# newbie from western MA



## wannabeefarmer (Feb 20, 2012)

Hey All,
Like my name says I'm a wanna bee farmer from Wilbraham MA. I've been thinking about beekeeping for a few years but didn't want to take on too many new things at once(starting raising chickens for meat and eggs last year).I can only hit my wife with one major addition a year before she hits me back. I've been doing reading and taken a few workshops through nofa. I'm picking up 2 nucs in may to get the ball rolling. I'll be trying to glean as much as I can from everyones combined experience. So thanks in advance!!!


----------



## bluegrass (Aug 30, 2006)

Welcome
It is going to be an adventure...:thumbsup:


----------



## TheBuzz (Feb 8, 2012)

What kinda Bees are you getting?


----------



## stripstrike (Aug 29, 2009)

Where you from in Wilbraham? I grew up on Glendale Road. Welcome to the board!


----------



## chrissv (Oct 12, 2008)

Get your wife involved as well. That way it's a shared sacrifice!


----------



## Steve_G (Apr 24, 2011)

Welcome aboard,

Great bunch here, you'll learn a lot.

My wife was originally afraid of bees when I started, now she is waiting on delivery of her two packages of bees for this year.

Steve


----------



## camero7 (Sep 21, 2009)

Welcome. Bee sure to attend a bee school.


----------



## TheBuzz (Feb 8, 2012)

I've actually started a new beekeeper 2012 thread to fllow my progress.


----------



## AmericasBeekeeper (Jan 24, 2010)

Welcome WBF!


----------



## Specialkayme (Sep 4, 2005)

Welcome to the site!


----------



## wannabeefarmer (Feb 20, 2012)

stripstrike said:


> Where you from in Wilbraham? I grew up on Glendale Road. Welcome to the board!


 I live on Delmor ave off of main street


----------



## stripstrike (Aug 29, 2009)

I know it well. Welcome again and best of luck this year.

Ken


----------



## Michael B (Feb 6, 2010)

wannabeefarmer said:


> Hey All,
> Like my name says I'm a wanna bee farmer from Wilbraham MA. I've been thinking about beekeeping for a few years but didn't want to take on too many new things at once(starting raising chickens for meat and eggs last year).I can only hit my wife with one major addition a year before she hits me back. I've been doing reading and taken a few workshops through nofa. I'm picking up 2 nucs in may to get the ball rolling. I'll be trying to glean as much as I can from everyones combined experience. So thanks in advance!!!

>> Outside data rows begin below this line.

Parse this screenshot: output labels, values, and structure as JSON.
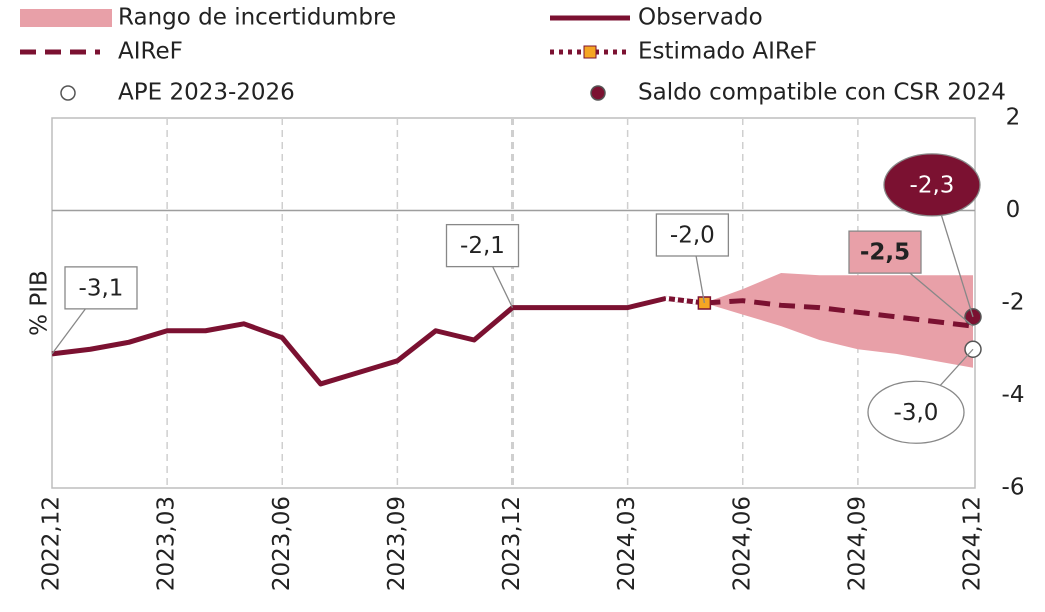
{
  "chart_data": {
    "type": "line",
    "y_label": "% PIB",
    "categories": [
      "2022,12",
      null,
      null,
      "2023,03",
      null,
      null,
      "2023,06",
      null,
      null,
      "2023,09",
      null,
      null,
      "2023,12",
      null,
      null,
      "2024,03",
      null,
      null,
      "2024,06",
      null,
      null,
      "2024,09",
      null,
      null,
      "2024,12"
    ],
    "ylim": [
      -6,
      2
    ],
    "yticks": [
      2,
      0,
      -2,
      -4,
      -6
    ],
    "grid": true,
    "series": [
      {
        "name": "Rango de incertidumbre",
        "color": "#e8a0a8",
        "style": "band",
        "upper": [
          null,
          null,
          null,
          null,
          null,
          null,
          null,
          null,
          null,
          null,
          null,
          null,
          null,
          null,
          null,
          null,
          null,
          -2.0,
          -1.7,
          -1.35,
          -1.4,
          -1.4,
          -1.4,
          -1.4,
          -1.4
        ],
        "lower": [
          null,
          null,
          null,
          null,
          null,
          null,
          null,
          null,
          null,
          null,
          null,
          null,
          null,
          null,
          null,
          null,
          null,
          -2.0,
          -2.25,
          -2.5,
          -2.8,
          -3.0,
          -3.1,
          -3.25,
          -3.4
        ]
      },
      {
        "name": "Observado",
        "color": "#7b1131",
        "style": "solid",
        "values": [
          -3.1,
          -3.0,
          -2.85,
          -2.6,
          -2.6,
          -2.45,
          -2.75,
          -3.75,
          -3.5,
          -3.25,
          -2.6,
          -2.8,
          -2.1,
          -2.1,
          -2.1,
          -2.1,
          -1.9,
          null,
          null,
          null,
          null,
          null,
          null,
          null,
          null
        ],
        "value_labels": [
          "-3,1",
          null,
          null,
          null,
          null,
          null,
          null,
          null,
          null,
          null,
          null,
          null,
          "-2,1",
          null,
          null,
          null,
          null,
          null,
          null,
          null,
          null,
          null,
          null,
          null,
          null
        ]
      },
      {
        "name": "AIReF",
        "color": "#7b1131",
        "style": "dashed",
        "values": [
          null,
          null,
          null,
          null,
          null,
          null,
          null,
          null,
          null,
          null,
          null,
          null,
          null,
          null,
          null,
          null,
          null,
          -2.0,
          -1.95,
          -2.05,
          -2.1,
          -2.2,
          -2.3,
          -2.4,
          -2.5
        ],
        "value_labels": [
          null,
          null,
          null,
          null,
          null,
          null,
          null,
          null,
          null,
          null,
          null,
          null,
          null,
          null,
          null,
          null,
          null,
          null,
          null,
          null,
          null,
          null,
          null,
          null,
          "-2,5"
        ]
      },
      {
        "name": "Estimado AIReF",
        "color": "#7b1131",
        "style": "dotted",
        "values": [
          null,
          null,
          null,
          null,
          null,
          null,
          null,
          null,
          null,
          null,
          null,
          null,
          null,
          null,
          null,
          null,
          -1.9,
          -2.0,
          null,
          null,
          null,
          null,
          null,
          null,
          null
        ],
        "value_labels": [
          null,
          null,
          null,
          null,
          null,
          null,
          null,
          null,
          null,
          null,
          null,
          null,
          null,
          null,
          null,
          null,
          null,
          "-2,0",
          null,
          null,
          null,
          null,
          null,
          null,
          null
        ]
      },
      {
        "name": "APE 2023-2026",
        "color": "#ffffff",
        "style": "point",
        "values": [
          null,
          null,
          null,
          null,
          null,
          null,
          null,
          null,
          null,
          null,
          null,
          null,
          null,
          null,
          null,
          null,
          null,
          null,
          null,
          null,
          null,
          null,
          null,
          null,
          -3.0
        ],
        "value_labels": [
          null,
          null,
          null,
          null,
          null,
          null,
          null,
          null,
          null,
          null,
          null,
          null,
          null,
          null,
          null,
          null,
          null,
          null,
          null,
          null,
          null,
          null,
          null,
          null,
          "-3,0"
        ]
      },
      {
        "name": "Saldo compatible con CSR 2024",
        "color": "#7b1131",
        "style": "point",
        "values": [
          null,
          null,
          null,
          null,
          null,
          null,
          null,
          null,
          null,
          null,
          null,
          null,
          null,
          null,
          null,
          null,
          null,
          null,
          null,
          null,
          null,
          null,
          null,
          null,
          -2.3
        ],
        "value_labels": [
          null,
          null,
          null,
          null,
          null,
          null,
          null,
          null,
          null,
          null,
          null,
          null,
          null,
          null,
          null,
          null,
          null,
          null,
          null,
          null,
          null,
          null,
          null,
          null,
          "-2,3"
        ]
      }
    ]
  }
}
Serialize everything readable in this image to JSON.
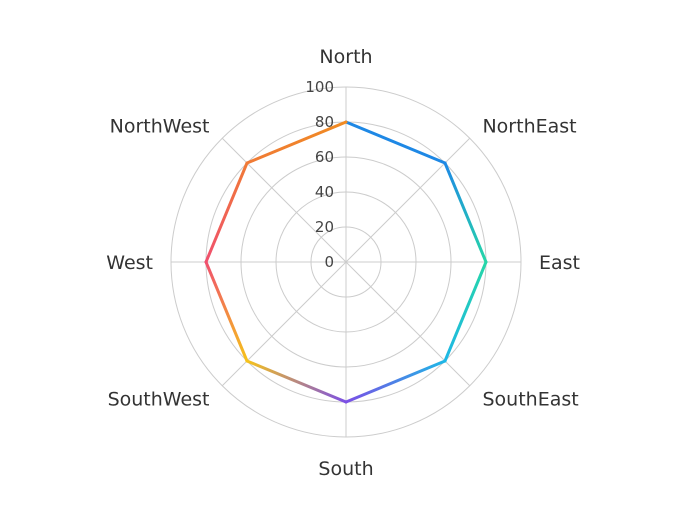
{
  "chart_data": {
    "type": "radar",
    "categories": [
      "North",
      "NorthEast",
      "East",
      "SouthEast",
      "South",
      "SouthWest",
      "West",
      "NorthWest"
    ],
    "values": [
      80,
      80,
      80,
      80,
      80,
      80,
      80,
      80
    ],
    "radial_ticks": [
      "0",
      "20",
      "40",
      "60",
      "80",
      "100"
    ],
    "rlim": [
      0,
      100
    ],
    "grid": true,
    "title": "",
    "segment_colors": [
      [
        "#1e88e5",
        "#1e88e5"
      ],
      [
        "#1e88e5",
        "#26d6a8"
      ],
      [
        "#26d6a8",
        "#1eb7e6"
      ],
      [
        "#1eb7e6",
        "#7b4fe6"
      ],
      [
        "#7b4fe6",
        "#f5c21b"
      ],
      [
        "#f5c21b",
        "#f0506e"
      ],
      [
        "#f0506e",
        "#f07a36"
      ],
      [
        "#f07a36",
        "#f08b22"
      ]
    ]
  }
}
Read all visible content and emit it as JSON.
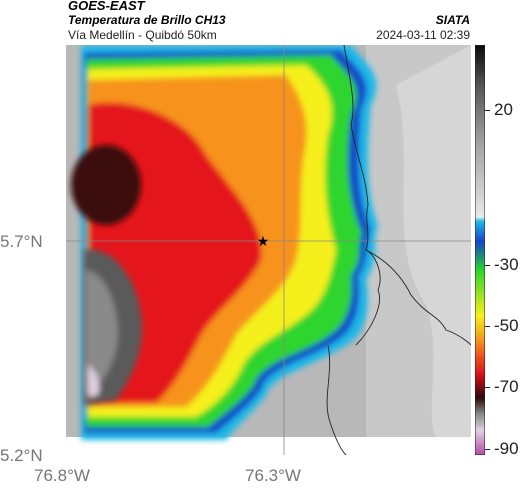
{
  "header": {
    "satellite": "GOES-EAST",
    "product": "Temperatura de Brillo CH13",
    "route": "Vía Medellín - Quibdó 50km",
    "agency": "SIATA",
    "datetime": "2024-03-11 02:39"
  },
  "axes": {
    "lat_labels": [
      "5.7°N",
      "5.2°N"
    ],
    "lon_labels": [
      "76.8°W",
      "76.3°W"
    ]
  },
  "colorbar": {
    "ticks": [
      "20",
      "-30",
      "-50",
      "-70",
      "-90"
    ],
    "colors": {
      "warm_gray": "#bcbcbc",
      "cyan": "#1fb8e8",
      "blue": "#1346c8",
      "green": "#2dd52d",
      "yellow": "#f5f01a",
      "orange": "#f7931e",
      "red": "#e4121b",
      "dark": "#2a0a0a",
      "magenta": "#b84aa8"
    }
  },
  "marker": {
    "icon": "star-icon"
  }
}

Welcome to the site. You will love beekeeping. We are so close to each other if you ever need help or whan to chat PM me and we can get together.

Mike


----------



## wannabeefarmer (Feb 20, 2012)

Thanks, it already has been and I don't even have any bees yet.


----------



## wannabeefarmer (Feb 20, 2012)

thanks


----------